Далее Шульц обнаружил, что если обезьяна получала сок в меньшем количестве, чем в предыдущий раз, то выделение дофамина уменьшалось – то есть получение меньшего стимула воспринималось уже как негативное событие. Выдача ожидаемого подарка не вызывала дополнительного удовольствия, и только выдача больше, чем ожидалось, вела к увеличению концентрации дофамина. Животные получали удовольствие только в предвкушении, в момент самого получения они были способны наслаждаться, только если награда оказывалась неожиданно большой.
Постоянная погоня за удовольствиями приводит к разочарованию, даже если мы получаем желаемое – мы расстраиваемся просто оттого, что получили чуть меньше, чем в прошлый раз. Получается, что настоящее, не обманное удовольствие мы ощущаем только в первый раз. Потом мы испытываем предвкушение, но не наслаждение от получения. Мы тратим силы на обретение того, что приносит меньше удовольствия, чем в первый раз, когда же получаем то, к чему стремились, то сравниваем с тем, как было в последний раз, и если получили чуть меньше, то расстраиваемся (хотя в первый раз были рады даже малости). Для того чтобы ощутить удовольствие по-настоящему, теперь нам надо большую дозу вожделенного, с каждым разом все большую – возрастающую геометрически. Но даже если у нас хватит энергии получить огромную дозу, то в конце концов удовольствие исчезнет – мы потеряем чувствительность. Ступая на путь удовольствий, мы попадаем на крутой истощающий подъем, заканчивающийся неожиданным обрывом и крушением. Напрашивается вывод, что погоня за привычными удовольствиями бессмысленна сама по себе – желаемое не принесет того, что обещает наш мозг!
В свете открытий Шульца можно заглянуть в разные темные области нашего поведения и узнать кое-что интересное – например, о прокрастинации. Очевидно, что мы предпочтем немедленную дофаминовую инъекцию от мелких дел большому и важному проекту, удовольствие от которого уже получили на стадии мечтаний и предвкушений, – мы подсознательно знаем, что удовольствие по окончании большого проекта неадекватно мало по отношению к затраченным усилиям.
Также мы можем наблюдать обилие существ, занятых такой же самостимуляцией, как крысы Олдса, – загляните в любой загруженный работой офис: постоянное суетное решение многочисленных мелких задач отворачивает людей от настоящей жизни – от семьи, дружбы, философии, хобби. «Хороший» работник всецело занят самостимуляцией: решение мелких задач – самый простой способ впрыснуть немного дофамина. Эта суета вовсе не касается карьерного роста, ведь иногда даже лентяи успешно делают карьеру.
Соперничество и карьеризм относятся к более сложному механизму – борьбе за статус, это стайные «обезьяньи»[89]
игры.
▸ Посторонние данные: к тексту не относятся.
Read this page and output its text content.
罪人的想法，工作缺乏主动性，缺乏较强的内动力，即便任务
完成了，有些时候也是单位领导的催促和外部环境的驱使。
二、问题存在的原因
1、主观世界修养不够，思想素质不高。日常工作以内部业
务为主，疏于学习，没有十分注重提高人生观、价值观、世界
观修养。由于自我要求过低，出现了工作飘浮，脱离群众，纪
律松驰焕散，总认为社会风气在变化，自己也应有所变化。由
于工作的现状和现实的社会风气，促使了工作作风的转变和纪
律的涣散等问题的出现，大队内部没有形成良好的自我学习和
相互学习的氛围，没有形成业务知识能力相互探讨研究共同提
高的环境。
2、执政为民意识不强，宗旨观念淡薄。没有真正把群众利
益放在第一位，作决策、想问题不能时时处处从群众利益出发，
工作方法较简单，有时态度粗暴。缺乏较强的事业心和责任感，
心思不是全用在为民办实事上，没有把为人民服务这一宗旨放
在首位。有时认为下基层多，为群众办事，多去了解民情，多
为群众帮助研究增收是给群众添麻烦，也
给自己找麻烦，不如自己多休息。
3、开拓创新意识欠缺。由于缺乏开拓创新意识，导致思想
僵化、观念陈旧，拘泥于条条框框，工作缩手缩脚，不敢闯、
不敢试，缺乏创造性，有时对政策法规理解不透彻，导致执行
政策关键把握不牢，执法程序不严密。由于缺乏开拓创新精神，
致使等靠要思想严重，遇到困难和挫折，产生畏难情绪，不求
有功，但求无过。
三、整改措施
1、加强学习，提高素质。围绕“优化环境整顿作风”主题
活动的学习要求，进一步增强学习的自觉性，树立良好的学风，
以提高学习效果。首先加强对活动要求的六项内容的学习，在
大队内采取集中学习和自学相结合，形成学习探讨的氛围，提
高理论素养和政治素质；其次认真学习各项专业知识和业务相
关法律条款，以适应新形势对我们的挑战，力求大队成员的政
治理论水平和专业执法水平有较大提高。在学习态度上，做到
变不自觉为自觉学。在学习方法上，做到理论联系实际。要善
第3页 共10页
Но постоянная погруженность в суету, многозадачная самозанятость – это лабораторная «крысиная» игра.Также можно развенчать устойчиво внедряемый на тренингах стереотип о важности такого навыка, как многозадачность, – этот навык действительно важен. Для дофаминового самоудовлетворения, но не больше. Мало кто из бизнес-коучей признается, что обучает не столько эффективности, сколько самоудовлетворению.
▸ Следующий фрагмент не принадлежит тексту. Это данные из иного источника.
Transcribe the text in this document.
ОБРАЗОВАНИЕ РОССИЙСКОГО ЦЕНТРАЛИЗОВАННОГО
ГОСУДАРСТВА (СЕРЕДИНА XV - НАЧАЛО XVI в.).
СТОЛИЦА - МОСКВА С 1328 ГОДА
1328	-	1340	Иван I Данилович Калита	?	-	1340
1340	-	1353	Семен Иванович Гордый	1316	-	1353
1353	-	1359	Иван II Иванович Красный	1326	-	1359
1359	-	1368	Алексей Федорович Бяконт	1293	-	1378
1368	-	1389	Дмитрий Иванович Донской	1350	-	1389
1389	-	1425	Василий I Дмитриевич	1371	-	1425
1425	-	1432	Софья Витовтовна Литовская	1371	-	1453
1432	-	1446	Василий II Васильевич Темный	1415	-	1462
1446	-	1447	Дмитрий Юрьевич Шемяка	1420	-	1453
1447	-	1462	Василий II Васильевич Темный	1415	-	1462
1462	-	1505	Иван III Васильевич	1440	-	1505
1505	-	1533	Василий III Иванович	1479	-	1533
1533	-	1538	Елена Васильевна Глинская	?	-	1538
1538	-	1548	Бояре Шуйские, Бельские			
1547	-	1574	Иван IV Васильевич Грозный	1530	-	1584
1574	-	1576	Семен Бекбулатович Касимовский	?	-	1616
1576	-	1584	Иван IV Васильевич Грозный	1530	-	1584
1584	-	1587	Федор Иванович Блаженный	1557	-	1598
Похоже, что наши тела сконструированы таким образом, чтобы не «перегрузить» нас удовольствиями. В чем смысл этого, почему так произошло в ходе эволюции? Наша привычка видеть смысл во всех событиях в очередной раз может сослужить плохую службу. Было бы наивно видеть какую-то конечную цель у такой научной абстракции, как естественный отбор. Еще глупее ожидать, что смыслом естественного процесса, развивающегося в силу происходящих причин, будет создание нашего счастья. И уж совсем дико было бы предполагать, что у такого явления цель совпадает с нашим представлением о счастье. Мы уже выяснили, что наши предки боролись за существование и размножались, и у всей этой бесконечной кадрили вовсе не было цели сделать нас счастливыми. Те, кто выжил, передали гены следующим поколениям и стали нашими предками. Логично, что это были не те, кто счастливее, а те, кто успешнее размножался. Получается, что современные люди снабжены всеми механизмами для успешной передачи своих генов, но о счастье здесь речь не идет.